Life after cancer: finding supportEdit Module
After a lumpectomy, six rounds of chemo and 33 rounds of radiation, Woodstock resident Kathy Brazas is grateful to be alive but said her life has irrevocably changed.
“Cancer changes your life regardless of how old you are or the outcome … every six months I have to [take the tests] and find out my outcome again,” she said.
She was diagnosed with breast cancer in 2010 after undergoing a routine mammogram. There was no family history of the disease.
“My stubbornness and killer instinct kicked in … I might walk out of the house, get hit by a bus and die, but I’m not letting cancer take me down,” Brazas said.
She fought back. Though initially euphoric from beating the disease, a few months after finishing treatments she ran into more challenges. Her body wasn’t moving as it had previously, her vitamin D levels began dropping, and her hair wasn’t growing back.
“Having to relive the experience is not a pleasant journey. Though I’m done with the treatments, the aftermath of what those treatments do to a body [lingers].”
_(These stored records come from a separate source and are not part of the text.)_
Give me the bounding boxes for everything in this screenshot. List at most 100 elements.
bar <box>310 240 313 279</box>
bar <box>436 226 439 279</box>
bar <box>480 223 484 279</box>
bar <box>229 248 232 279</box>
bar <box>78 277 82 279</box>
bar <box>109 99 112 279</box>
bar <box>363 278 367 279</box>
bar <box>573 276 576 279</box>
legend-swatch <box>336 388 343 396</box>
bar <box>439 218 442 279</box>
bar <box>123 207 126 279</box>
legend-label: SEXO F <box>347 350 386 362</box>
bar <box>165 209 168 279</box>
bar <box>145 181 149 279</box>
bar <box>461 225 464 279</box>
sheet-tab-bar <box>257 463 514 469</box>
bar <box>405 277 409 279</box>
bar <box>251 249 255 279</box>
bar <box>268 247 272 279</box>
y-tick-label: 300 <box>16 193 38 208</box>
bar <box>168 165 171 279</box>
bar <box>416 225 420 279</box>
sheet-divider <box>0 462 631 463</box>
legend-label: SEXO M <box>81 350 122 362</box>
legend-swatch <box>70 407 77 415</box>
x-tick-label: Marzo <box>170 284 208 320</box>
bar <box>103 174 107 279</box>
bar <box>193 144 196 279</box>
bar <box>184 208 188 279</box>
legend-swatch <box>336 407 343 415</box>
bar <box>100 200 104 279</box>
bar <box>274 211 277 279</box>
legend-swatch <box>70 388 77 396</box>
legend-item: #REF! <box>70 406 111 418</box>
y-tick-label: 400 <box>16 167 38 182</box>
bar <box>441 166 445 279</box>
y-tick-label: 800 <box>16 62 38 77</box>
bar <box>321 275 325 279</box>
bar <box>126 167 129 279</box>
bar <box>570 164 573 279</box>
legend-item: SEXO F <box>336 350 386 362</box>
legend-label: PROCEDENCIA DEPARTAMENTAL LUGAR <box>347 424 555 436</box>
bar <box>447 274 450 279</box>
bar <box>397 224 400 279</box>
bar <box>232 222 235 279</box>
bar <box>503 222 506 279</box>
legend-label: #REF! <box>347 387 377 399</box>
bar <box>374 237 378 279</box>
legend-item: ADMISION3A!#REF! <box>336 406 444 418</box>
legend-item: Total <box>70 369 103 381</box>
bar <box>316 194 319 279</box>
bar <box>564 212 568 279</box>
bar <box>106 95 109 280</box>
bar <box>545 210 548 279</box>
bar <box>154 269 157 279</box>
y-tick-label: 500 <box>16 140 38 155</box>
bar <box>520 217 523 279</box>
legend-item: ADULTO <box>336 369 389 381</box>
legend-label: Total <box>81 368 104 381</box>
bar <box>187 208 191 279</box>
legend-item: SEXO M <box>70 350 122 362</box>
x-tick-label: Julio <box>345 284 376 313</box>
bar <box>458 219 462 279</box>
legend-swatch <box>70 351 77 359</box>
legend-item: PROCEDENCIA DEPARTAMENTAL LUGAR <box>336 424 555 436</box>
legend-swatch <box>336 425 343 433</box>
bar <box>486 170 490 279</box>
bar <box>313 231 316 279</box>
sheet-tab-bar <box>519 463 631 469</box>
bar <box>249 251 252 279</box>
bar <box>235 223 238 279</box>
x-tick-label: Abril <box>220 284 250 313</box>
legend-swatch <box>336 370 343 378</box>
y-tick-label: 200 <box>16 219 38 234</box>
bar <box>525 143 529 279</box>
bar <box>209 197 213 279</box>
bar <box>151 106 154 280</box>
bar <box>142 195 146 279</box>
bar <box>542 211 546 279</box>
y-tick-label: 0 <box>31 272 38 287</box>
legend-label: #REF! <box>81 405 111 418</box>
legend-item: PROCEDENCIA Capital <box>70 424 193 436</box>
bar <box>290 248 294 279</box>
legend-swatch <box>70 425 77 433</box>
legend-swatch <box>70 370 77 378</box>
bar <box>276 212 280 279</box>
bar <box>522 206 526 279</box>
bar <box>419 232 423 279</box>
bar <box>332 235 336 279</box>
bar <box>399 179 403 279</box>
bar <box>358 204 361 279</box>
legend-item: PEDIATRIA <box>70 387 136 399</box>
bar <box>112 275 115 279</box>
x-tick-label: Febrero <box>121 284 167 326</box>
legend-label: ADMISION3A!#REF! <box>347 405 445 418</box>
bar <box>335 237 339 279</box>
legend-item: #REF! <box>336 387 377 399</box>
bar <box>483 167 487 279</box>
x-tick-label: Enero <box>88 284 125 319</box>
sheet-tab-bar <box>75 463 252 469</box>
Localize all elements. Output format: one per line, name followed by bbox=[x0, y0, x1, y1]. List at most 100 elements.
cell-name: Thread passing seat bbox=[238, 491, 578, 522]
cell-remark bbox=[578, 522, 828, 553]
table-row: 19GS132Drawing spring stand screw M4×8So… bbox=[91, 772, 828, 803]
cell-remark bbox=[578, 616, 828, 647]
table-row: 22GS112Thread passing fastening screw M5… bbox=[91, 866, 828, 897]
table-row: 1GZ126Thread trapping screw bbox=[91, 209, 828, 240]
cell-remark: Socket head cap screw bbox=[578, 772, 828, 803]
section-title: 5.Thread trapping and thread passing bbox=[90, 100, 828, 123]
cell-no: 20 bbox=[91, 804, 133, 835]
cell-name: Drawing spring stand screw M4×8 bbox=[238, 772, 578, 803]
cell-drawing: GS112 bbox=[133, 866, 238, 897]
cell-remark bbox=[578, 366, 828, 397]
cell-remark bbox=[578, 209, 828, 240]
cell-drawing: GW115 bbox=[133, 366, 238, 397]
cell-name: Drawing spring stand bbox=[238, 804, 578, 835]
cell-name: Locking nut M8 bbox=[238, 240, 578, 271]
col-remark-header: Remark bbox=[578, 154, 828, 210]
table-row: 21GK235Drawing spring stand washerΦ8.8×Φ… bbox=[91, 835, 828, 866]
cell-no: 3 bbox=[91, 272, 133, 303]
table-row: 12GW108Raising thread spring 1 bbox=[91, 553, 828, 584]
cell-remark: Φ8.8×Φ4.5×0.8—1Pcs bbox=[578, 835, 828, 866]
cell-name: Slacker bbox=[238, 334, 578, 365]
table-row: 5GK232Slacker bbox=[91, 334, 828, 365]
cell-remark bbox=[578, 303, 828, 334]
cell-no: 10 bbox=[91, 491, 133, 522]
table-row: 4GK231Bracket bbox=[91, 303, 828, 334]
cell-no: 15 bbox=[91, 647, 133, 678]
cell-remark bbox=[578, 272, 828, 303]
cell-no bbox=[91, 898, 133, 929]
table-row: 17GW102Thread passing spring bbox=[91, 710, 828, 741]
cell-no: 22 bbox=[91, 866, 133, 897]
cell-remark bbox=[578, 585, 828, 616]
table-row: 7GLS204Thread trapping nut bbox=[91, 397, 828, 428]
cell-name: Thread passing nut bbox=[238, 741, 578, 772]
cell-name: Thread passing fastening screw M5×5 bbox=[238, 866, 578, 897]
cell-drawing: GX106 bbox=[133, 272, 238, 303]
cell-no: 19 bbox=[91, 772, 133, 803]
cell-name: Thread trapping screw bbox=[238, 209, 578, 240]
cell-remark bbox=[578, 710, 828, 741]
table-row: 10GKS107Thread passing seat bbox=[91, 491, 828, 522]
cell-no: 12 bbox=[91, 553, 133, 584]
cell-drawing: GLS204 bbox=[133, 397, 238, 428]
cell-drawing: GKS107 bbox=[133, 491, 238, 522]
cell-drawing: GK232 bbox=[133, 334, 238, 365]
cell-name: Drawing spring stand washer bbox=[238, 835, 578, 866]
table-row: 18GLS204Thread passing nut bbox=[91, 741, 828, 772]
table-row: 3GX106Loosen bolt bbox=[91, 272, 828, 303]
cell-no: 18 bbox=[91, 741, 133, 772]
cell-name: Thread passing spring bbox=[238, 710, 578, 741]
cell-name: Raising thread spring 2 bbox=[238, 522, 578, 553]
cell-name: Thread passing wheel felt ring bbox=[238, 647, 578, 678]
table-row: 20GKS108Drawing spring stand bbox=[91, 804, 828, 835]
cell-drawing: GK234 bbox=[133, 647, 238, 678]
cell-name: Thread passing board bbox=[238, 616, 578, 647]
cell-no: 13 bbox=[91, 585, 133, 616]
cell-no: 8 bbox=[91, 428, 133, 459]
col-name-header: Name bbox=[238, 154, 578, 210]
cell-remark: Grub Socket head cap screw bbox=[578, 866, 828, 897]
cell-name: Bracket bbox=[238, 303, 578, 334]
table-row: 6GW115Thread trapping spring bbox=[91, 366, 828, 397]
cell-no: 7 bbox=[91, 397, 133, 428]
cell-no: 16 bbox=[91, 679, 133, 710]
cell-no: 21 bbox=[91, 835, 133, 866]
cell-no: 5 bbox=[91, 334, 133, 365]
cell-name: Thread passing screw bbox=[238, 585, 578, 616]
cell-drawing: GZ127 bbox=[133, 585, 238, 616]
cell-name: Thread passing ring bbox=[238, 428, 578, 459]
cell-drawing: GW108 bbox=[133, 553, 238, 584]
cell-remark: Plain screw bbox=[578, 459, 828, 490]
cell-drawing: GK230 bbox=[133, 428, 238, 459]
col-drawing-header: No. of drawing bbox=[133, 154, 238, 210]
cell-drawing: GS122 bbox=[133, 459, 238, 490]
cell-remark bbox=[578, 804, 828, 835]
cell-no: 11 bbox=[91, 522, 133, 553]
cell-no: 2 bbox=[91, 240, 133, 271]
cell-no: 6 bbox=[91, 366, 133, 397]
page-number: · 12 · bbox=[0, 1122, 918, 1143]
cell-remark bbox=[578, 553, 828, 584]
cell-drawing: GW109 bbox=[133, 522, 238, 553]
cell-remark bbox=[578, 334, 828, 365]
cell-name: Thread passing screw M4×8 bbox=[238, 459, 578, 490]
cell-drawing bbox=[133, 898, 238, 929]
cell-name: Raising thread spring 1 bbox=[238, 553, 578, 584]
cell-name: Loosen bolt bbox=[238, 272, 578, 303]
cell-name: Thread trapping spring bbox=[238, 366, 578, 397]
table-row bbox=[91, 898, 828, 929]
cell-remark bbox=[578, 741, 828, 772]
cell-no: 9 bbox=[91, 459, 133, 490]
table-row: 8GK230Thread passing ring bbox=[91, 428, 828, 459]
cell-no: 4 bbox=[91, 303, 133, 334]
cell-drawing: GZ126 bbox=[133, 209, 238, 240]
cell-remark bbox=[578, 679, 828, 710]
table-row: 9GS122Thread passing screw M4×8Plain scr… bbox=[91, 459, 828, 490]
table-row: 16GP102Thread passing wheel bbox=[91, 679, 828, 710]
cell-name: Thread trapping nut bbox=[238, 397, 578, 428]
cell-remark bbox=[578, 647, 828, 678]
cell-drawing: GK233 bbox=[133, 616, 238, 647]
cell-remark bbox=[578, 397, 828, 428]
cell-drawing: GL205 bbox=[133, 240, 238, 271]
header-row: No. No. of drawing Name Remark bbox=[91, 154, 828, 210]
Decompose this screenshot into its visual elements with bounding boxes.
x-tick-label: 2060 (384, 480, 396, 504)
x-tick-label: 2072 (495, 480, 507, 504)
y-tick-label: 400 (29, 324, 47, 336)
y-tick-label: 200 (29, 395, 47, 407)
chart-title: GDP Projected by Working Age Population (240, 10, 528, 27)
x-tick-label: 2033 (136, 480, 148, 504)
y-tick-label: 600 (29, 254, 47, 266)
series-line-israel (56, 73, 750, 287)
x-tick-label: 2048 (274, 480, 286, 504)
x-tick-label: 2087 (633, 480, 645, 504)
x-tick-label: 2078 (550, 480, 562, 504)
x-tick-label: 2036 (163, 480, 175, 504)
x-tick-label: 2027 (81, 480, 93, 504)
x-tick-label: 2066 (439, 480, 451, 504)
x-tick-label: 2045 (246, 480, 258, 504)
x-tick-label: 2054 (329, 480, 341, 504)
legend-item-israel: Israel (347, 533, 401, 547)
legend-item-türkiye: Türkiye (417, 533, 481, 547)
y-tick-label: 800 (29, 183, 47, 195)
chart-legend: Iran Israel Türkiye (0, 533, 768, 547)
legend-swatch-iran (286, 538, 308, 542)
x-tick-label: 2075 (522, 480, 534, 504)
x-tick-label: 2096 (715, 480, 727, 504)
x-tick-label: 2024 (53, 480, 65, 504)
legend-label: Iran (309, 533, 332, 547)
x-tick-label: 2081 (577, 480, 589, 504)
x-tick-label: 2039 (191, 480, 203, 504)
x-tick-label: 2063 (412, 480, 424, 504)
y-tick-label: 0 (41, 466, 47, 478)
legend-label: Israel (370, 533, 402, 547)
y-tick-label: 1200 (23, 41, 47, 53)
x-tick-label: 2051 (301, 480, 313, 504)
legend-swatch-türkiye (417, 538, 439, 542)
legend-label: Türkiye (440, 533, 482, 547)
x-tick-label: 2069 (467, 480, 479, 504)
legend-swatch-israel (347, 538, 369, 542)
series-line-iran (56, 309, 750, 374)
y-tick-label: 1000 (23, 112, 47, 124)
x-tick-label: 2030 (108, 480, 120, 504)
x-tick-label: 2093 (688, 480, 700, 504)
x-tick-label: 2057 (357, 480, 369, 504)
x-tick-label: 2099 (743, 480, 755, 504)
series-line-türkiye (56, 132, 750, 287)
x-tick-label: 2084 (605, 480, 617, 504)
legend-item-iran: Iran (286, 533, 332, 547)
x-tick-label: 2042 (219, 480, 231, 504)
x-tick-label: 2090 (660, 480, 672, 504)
Help came in the form of Wellness Place, an organization providing education and support free of charge to cancer survivors.
“I felt like a different person. [Though] I have a strong family and support system, when I spoke with counselor Kathy Scortino, I felt like someone really ‘got’ how I was feeling.”
Brazas began attending free weekly exercise, cancer education and wellness classes at the Palatine facility with other cancer survivors.
“From the first moment, I felt like I belonged. Our different ages and walks of life don’t matter; we share a bond.”
What has she learned most from fighting cancer?
“We are here for a finite period of time and have to make the most of the time we have,” she said.
“Going through this you have the opportunity to reflect on what really matters in life. You get a second chance to tell people they matter. Life after cancer can be better in some ways than before … with the right resources life can be richer and fuller than it was, though maybe not the same.”
She said Wellness Place is lifesaving for people who may not have insurance and are overwhelmed with bills.
“Wellness Place has been a godsend … I encourage people to reach out for support. It can make a world of difference.”
Wellness Place will sponsor a 5K walk/run Sunday, May 20, at the Arboretum of South Barrington, for which Brazas has been volunteering.
“[It’s not just] about the donations. Go out to encourage the women,” said Brazas.
Encouragement from strangers helped her greatly during her darker moments.
Wellness Place has a satellite office in Crystal Lake.